Vor 40 Jahren erschien «Unknown Pleasures» von Joy Division. Es enthält weder Joy noch Pleasures im herkömmlichen Sinn. Doch wer sich durch seine Dunkelheit tastet, wird auf Schönheit und Eleganz stossen. Aber auch eine Dringlichkeit und Verzweiflung, wie sie nur ganz selten in einem Aufnahmestudio eingefangen werden kann.

Denn Joy Division hatten zwar ihre Idole, waren aber bereit, diese umzulegen. Velvet Underground minus den Glamour, CAN minus das Akademische, Sex Pistols minus den kalkulierten Skandal: Durch diese Rechnungen gehen Joy Division in ihrem Debütalbum auf und schaffen dabei eine völlig neue Gleichung im Post-Punk, welche unzähligen, unzähligen Acts als Vorlage für das eigene Werk dienen würde – von The Cure bis zu The Killers. Denn der Schmerz in Frontmann Ian Curtis tönte hier so laut, dass er noch immer als Echo nachklingt – erst recht für so eine gedoomte Generation wie heute.

Kennen Sie überhaupt Doomer? Bestimmt. Sie sitzen im Bus und am Bahnhof, spazieren am Seeufer oder durch die Innenstadt. Und sie verbringen besonders viel Zeit – so wie alle von uns in den vergangenen Monaten – zu Hause im kalten Schein eines Computerscreens.
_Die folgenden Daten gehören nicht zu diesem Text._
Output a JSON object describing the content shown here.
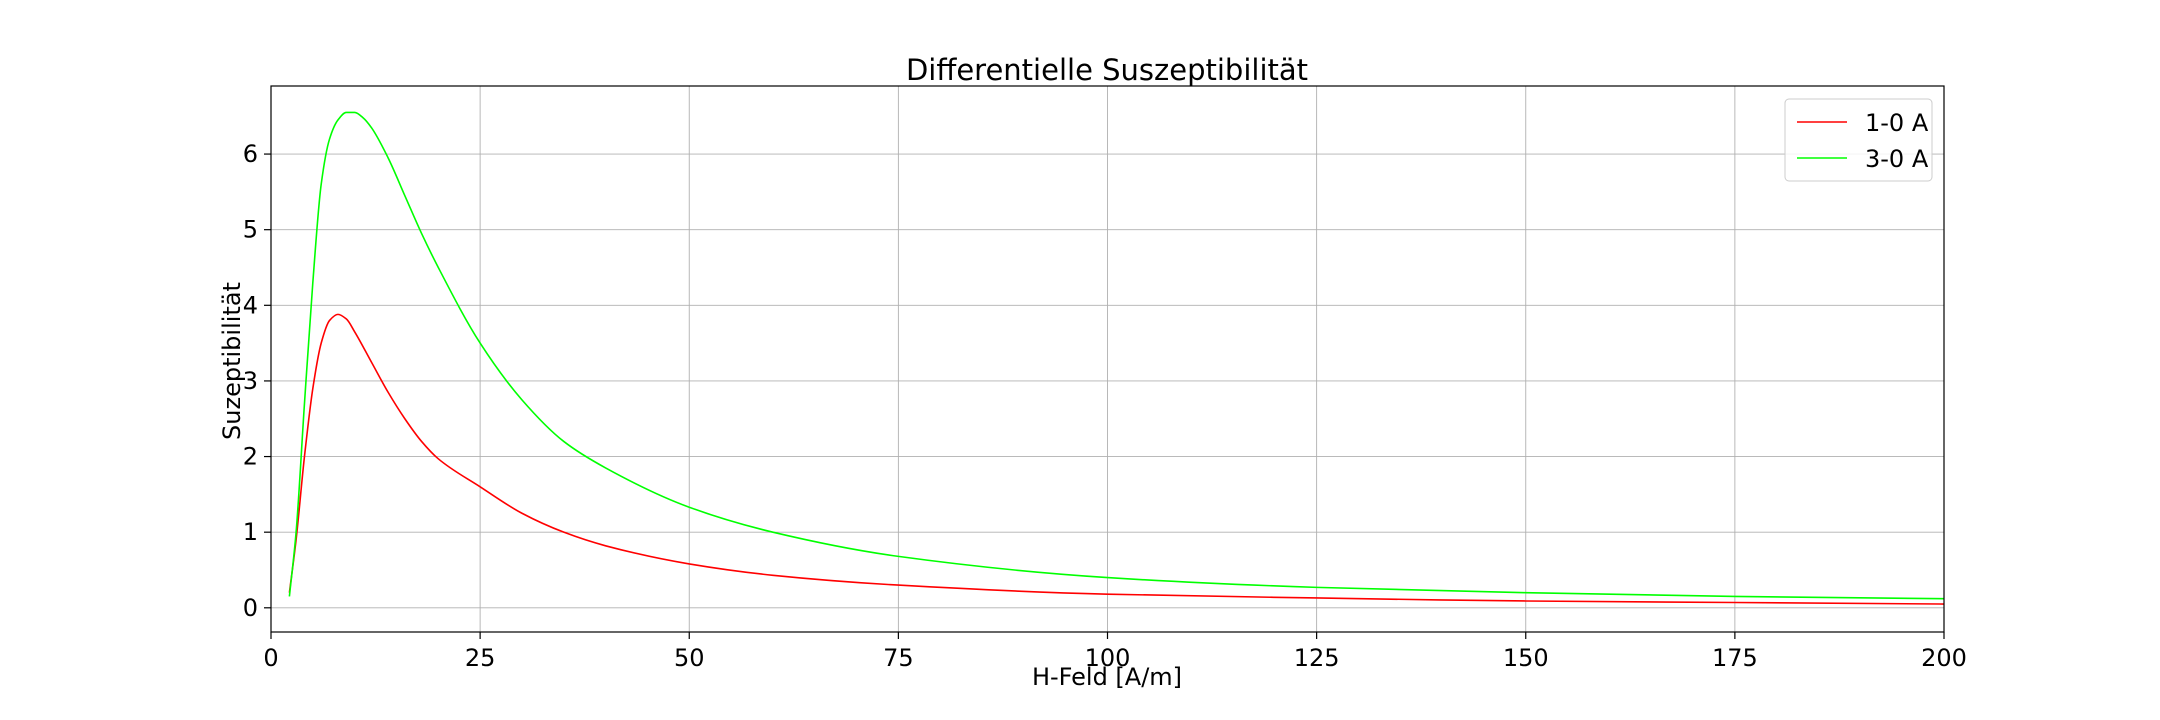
{
  "chart_data": {
    "type": "line",
    "title": "Differentielle Suszeptibilität",
    "xlabel": "H-Feld [A/m]",
    "ylabel": "Suzeptibilität",
    "xlim": [
      0,
      200
    ],
    "ylim": [
      -0.32,
      6.9
    ],
    "xticks": [
      0,
      25,
      50,
      75,
      100,
      125,
      150,
      175,
      200
    ],
    "yticks": [
      0,
      1,
      2,
      3,
      4,
      5,
      6
    ],
    "grid": true,
    "legend_position": "top-right",
    "series": [
      {
        "name": "1-0 A",
        "color": "#ff0000",
        "x": [
          2.2,
          3,
          4,
          5,
          6,
          7,
          8,
          9,
          10,
          12,
          14,
          16,
          18,
          20,
          25,
          30,
          35,
          40,
          50,
          60,
          75,
          100,
          125,
          150,
          175,
          200
        ],
        "y": [
          0.2,
          0.9,
          2.0,
          2.9,
          3.5,
          3.8,
          3.88,
          3.82,
          3.65,
          3.25,
          2.85,
          2.5,
          2.2,
          1.97,
          1.6,
          1.25,
          1.0,
          0.82,
          0.58,
          0.43,
          0.3,
          0.18,
          0.13,
          0.09,
          0.07,
          0.05
        ]
      },
      {
        "name": "3-0 A",
        "color": "#00ff00",
        "x": [
          2.2,
          3,
          4,
          5,
          6,
          7,
          8,
          9,
          10,
          11,
          12,
          14,
          16,
          18,
          20,
          25,
          30,
          35,
          40,
          50,
          60,
          75,
          100,
          125,
          150,
          175,
          200
        ],
        "y": [
          0.15,
          1.0,
          2.7,
          4.3,
          5.6,
          6.2,
          6.45,
          6.55,
          6.55,
          6.48,
          6.35,
          5.95,
          5.45,
          4.95,
          4.5,
          3.5,
          2.75,
          2.2,
          1.85,
          1.33,
          1.0,
          0.68,
          0.4,
          0.27,
          0.2,
          0.15,
          0.12
        ]
      }
    ]
  }
}
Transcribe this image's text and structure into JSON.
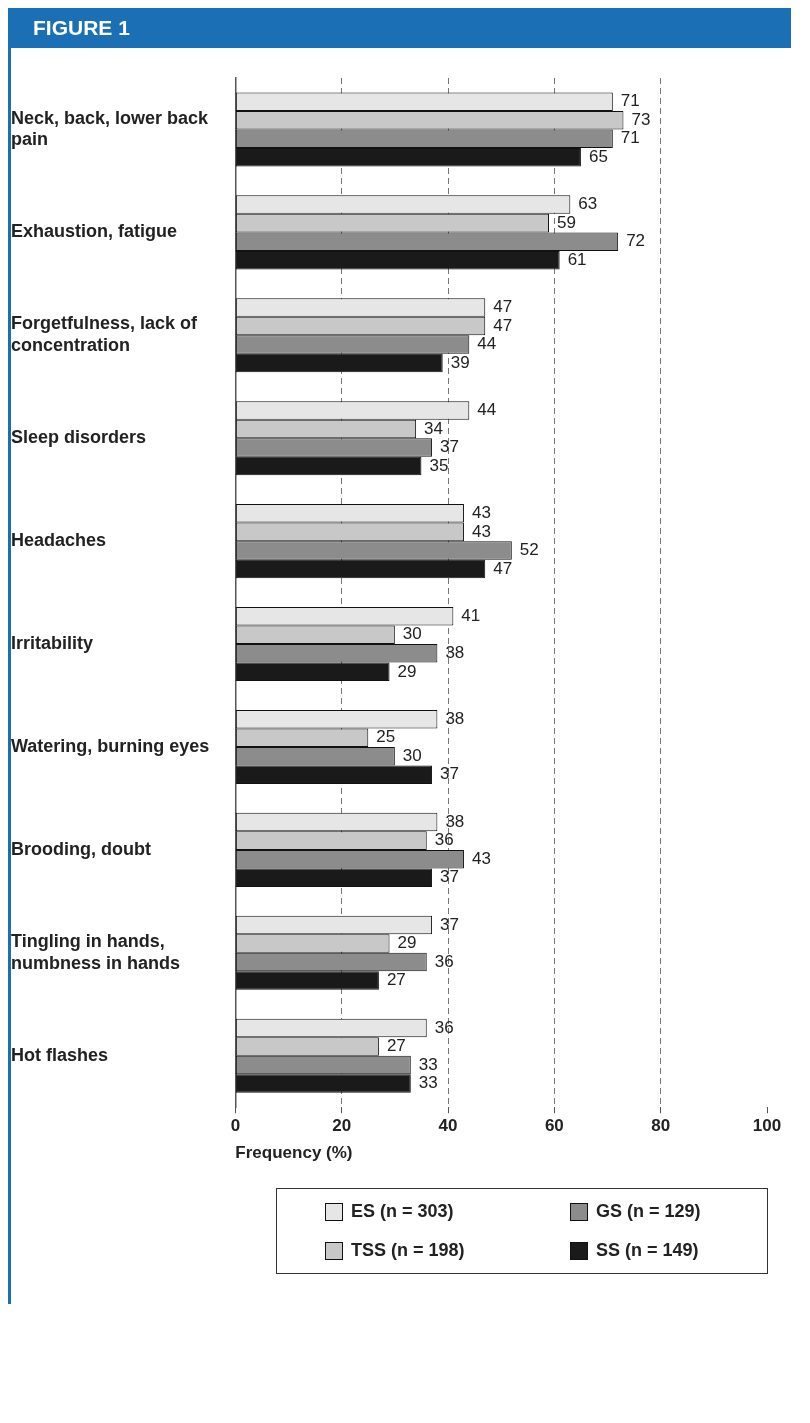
{
  "chart_data": {
    "type": "bar",
    "orientation": "horizontal",
    "title": "FIGURE 1",
    "xlabel": "Frequency (%)",
    "categories": [
      "Neck, back, lower back pain",
      "Exhaustion, fatigue",
      "Forgetfulness, lack of concentration",
      "Sleep disorders",
      "Headaches",
      "Irritability",
      "Watering, burning eyes",
      "Brooding, doubt",
      "Tingling in hands, numbness in hands",
      "Hot flashes"
    ],
    "series": [
      {
        "name": "ES (n = 303)",
        "color": "#e6e6e6",
        "values": [
          71,
          63,
          47,
          44,
          43,
          41,
          38,
          38,
          37,
          36
        ]
      },
      {
        "name": "TSS (n = 198)",
        "color": "#c8c8c8",
        "values": [
          73,
          59,
          47,
          34,
          43,
          30,
          25,
          36,
          29,
          27
        ]
      },
      {
        "name": "GS (n = 129)",
        "color": "#8c8c8c",
        "values": [
          71,
          72,
          44,
          37,
          52,
          38,
          30,
          43,
          36,
          33
        ]
      },
      {
        "name": "SS (n = 149)",
        "color": "#1a1a1a",
        "values": [
          65,
          61,
          39,
          35,
          47,
          29,
          37,
          37,
          27,
          33
        ]
      }
    ],
    "xlim": [
      0,
      100
    ],
    "xticks": [
      0,
      20,
      40,
      60,
      80,
      100
    ],
    "grid": "x",
    "data_labels": true,
    "legend": "bottom"
  }
}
Eigentlich waren sie mal Zoomer, also jene Generation Z zwischen 1997 und 2012. Doch sie sehen einen Planeten, der inzwischen wie eine Baked Potatoe unter der Sonne dampft und dadurch zunehmend ungeniessbarer wird.

Sie erleben ein Internet, das uns einst den Fortschritt bringen sollte und jetzt scheinbar nur noch dazu da ist, um einander in die Eier zu treten ohne sich dabei ins Gesicht sehen zu müssen. Doomer haben die Versprechen des Kapitalismus durchgerechnet und bemerkt, dass für sie nichts dabei rausspringt. Denn plötzlich kostet es extra, wenn in ihrem Videogame die Spielfigur eine rote Jacke tragen möchte. Dafür kostet eine rote Jacke in echt inzwischen fast nichts mehr, weil die Näherinnen in Indien für ihre Arbeit in alten Fingerhüten bezahlt werden.

Doomer gehen am Freitag nicht fürs Klima auf die Strasse, denn sie haben aufgegeben. Sie wissen, dass sie unsere Erde lediglich noch ins Grab tragen werden und zucken dabei noch etwas beschwingt mit den Schultern, so wie es diese Sargtänzer aus Ghana tun. Doomer sehen sich als das letzte Kapitel einer Geschichte, die 200’000 Jahre gedauert hat und damit endet, dass wir uns erst eine App herunterladen müssen, um auf ein Trottinett zu stehen.

Müsste man den Doomer von heute in einem Land von damals verorten, es wäre England im Jahr 1979. Der deutsche Spiegel titelte damals in einer Februar-Ausgabe über «Das kranke England» und schrieb von «Resignation und die heimliche Sehnsucht zum Leid befallen die Bürger der Insel regelmässig». Die einstige Kolonialmacht war wieder zur grauen Insel zusammengeschrumpft, als Weltreich existierte es höchstens noch in den Köpfen einiger weniger Ledersessellords. Der Rest vom Land streikte, randalierte und trübsalte zwischen roten Backsteingebäuden und schwarzen Schornsteinen in Städten wie Stockport bei Manchester.

In dieser Stadt und in diesem Jahr nahmen vier Männer den definitiven Soundtrack zu jenen Tagen auf – 18 Jahre, bevor der erste Doomer überhaupt Fuss in die Welt setzte und diesem trotzdem heute sonor aus dem Herzen singen dürfte.